Taraka Rama Rao Lethavadla updated HIVE-27498:
----------------------------------------------
    Description: 
Simple select is returning results as expected when there are configs
{noformat}
'skip.header.line.count'='1',                    
'textinputformat.record.delimiter'='|'{noformat}
but if we execute select count(*) or any query that launches a tez job is 
considering the whole text as single line

*Test case*

data.csv
{noformat}
Code    Name|A AAAA|B BBBB
CCCC|C  DDDD{noformat}
DDL
{noformat}
create external table test(code string,name string)
ROW FORMAT SERDE
   'org.apache.hadoop.hive.serde2.lazy.LazySimpleSerDe'
 WITH SERDEPROPERTIES (
   'field.delim'='\t')
 STORED AS INPUTFORMAT
   'org.apache.hadoop.mapred.TextInputFormat'
 OUTPUTFORMAT
   'org.apache.hadoop.hive.ql.io.HiveIgnoreKeyTextOutputFormat'
   location '${system:test.tmp.dir}/test'
 TBLPROPERTIES (
   'skip.header.line.count'='1',
   'textinputformat.record.delimiter'='|');{noformat}
Query result
select code,name from test;
{noformat}
A AAAA
B BBBB
CCCC
C DDDD{noformat}
*Problem:* But query _+select count(*) from test+_  is returning 1 instead of 3

It used to work in older hive versions.

The difference in behaviour started to happen after the introduction of feature 
https://issues.apache.org/jira/browse/HIVE-21924

The feature aims at splitting the text files while reading even though the 
table has configuration to skip headers. There by increasing the number of 
mappers to process the query there by improving throughput of the query.
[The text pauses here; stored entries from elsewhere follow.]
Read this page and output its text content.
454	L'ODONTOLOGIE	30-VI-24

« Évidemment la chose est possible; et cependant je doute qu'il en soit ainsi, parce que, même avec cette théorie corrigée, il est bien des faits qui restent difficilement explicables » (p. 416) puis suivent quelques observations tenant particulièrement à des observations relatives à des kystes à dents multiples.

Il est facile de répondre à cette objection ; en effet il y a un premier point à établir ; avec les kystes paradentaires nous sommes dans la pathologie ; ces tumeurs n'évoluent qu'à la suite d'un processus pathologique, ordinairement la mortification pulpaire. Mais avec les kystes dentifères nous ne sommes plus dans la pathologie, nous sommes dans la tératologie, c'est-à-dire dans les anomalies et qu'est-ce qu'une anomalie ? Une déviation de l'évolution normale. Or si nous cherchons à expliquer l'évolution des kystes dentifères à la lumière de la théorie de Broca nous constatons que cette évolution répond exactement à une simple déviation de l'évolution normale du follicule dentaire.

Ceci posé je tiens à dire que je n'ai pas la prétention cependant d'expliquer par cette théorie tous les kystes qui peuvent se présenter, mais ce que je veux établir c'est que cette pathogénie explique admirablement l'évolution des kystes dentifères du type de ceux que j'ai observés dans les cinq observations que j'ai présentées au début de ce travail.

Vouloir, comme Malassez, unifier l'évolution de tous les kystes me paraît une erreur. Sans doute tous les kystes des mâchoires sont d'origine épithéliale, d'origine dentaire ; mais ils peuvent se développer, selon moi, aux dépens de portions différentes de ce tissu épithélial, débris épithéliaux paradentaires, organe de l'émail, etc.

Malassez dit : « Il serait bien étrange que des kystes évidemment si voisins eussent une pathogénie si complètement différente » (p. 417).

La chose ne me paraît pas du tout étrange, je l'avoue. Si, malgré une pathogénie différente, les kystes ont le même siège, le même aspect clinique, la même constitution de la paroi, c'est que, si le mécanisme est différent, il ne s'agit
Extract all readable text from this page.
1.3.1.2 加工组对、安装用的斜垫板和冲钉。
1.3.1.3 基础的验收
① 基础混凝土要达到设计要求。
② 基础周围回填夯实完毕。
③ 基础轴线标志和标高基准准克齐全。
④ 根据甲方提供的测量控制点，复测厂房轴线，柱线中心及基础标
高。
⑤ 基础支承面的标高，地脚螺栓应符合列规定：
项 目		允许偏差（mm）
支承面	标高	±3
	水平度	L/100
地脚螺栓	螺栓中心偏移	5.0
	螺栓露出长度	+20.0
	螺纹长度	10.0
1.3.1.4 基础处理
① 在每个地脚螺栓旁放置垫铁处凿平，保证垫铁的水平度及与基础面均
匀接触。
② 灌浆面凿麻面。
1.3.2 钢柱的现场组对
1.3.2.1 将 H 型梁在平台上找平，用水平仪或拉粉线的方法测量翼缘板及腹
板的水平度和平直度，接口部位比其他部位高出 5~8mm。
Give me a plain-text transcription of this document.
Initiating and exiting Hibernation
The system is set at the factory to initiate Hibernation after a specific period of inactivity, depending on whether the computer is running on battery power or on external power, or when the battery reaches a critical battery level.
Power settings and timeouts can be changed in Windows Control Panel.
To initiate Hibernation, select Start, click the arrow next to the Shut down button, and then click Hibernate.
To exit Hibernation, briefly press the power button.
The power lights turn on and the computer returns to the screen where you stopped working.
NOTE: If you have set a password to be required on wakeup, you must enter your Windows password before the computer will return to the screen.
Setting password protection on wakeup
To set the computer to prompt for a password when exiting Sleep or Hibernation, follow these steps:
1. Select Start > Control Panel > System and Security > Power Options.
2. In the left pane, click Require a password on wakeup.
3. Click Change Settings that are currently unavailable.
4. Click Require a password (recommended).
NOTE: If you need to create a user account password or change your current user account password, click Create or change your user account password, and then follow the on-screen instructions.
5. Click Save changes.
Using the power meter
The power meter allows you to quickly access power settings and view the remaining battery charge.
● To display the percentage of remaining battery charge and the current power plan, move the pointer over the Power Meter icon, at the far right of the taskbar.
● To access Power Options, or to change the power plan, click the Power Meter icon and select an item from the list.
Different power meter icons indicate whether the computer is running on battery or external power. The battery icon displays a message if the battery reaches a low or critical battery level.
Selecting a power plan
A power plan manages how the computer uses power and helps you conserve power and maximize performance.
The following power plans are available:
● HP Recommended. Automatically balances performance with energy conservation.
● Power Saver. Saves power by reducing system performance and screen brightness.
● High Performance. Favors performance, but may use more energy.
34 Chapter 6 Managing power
The actual problem lies in how new feature is reading a file. It does not 
consider 'textinputformat.record.delimiter' property and tries to read the file 
looking for new line characters. Since the input file does not have a new line 
for every record, it is reading the whole file as single line and count is 
returned as 1

Ref: 
[https://github.com/apache/hive/blob/24a82a65f96b65eeebe4e23b2fec425037a70216/ql/src/java/org/apache/hadoop/hive/ql/io/HiveInputFormat.java#L548]

 

 *Workaround*

If we can remove headers in the data and skip header config in table properties 
or compress the files, then we will not get into this issue

 

 

  was:
Simple select is returning results as expected when there are configs
{noformat}
'skip.header.line.count'='1',                    
'textinputformat.record.delimiter'='|'{noformat}
but if we execute select count(*) or any query that launches a tez job is 
considering the whole text as single line

*Test case*

data.csv
{noformat}
Code    Name|A AAAA|B BBBB
CCCC|C  DDDD{noformat}
DDL
{noformat}
create external table test(code string,name string)
ROW FORMAT SERDE
   'org.apache.hadoop.hive.serde2.lazy.LazySimpleSerDe'
 WITH SERDEPROPERTIES (
   'field.delim'='\t')
 STORED AS INPUTFORMAT
   'org.apache.hadoop.mapred.TextInputFormat'
 OUTPUTFORMAT
   'org.apache.hadoop.hive.ql.io.HiveIgnoreKeyTextOutputFormat'
   location '${system:test.tmp.dir}/test'
 TBLPROPERTIES (
   'skip.header.line.count'='1',
   'textinputformat.record.delimiter'='|');{noformat}
Query result
select code,name from test;
{noformat}
A AAAA
B BBBB
CCCC
C DDDD{noformat}
*Problem:* But query _+select count(*) from test+_  is returning 1 instead of 3

It used to work in older hive versions.

The difference in behaviour started to happen after the introduction of feature 
https://issues.apache.org/jira/browse/HIVE-21924

The feature aims at splitting the text files while reading even though the 
table has configuration to skip headers. There by increasing the number of 
mappers to process the query there by improving throughput of the query.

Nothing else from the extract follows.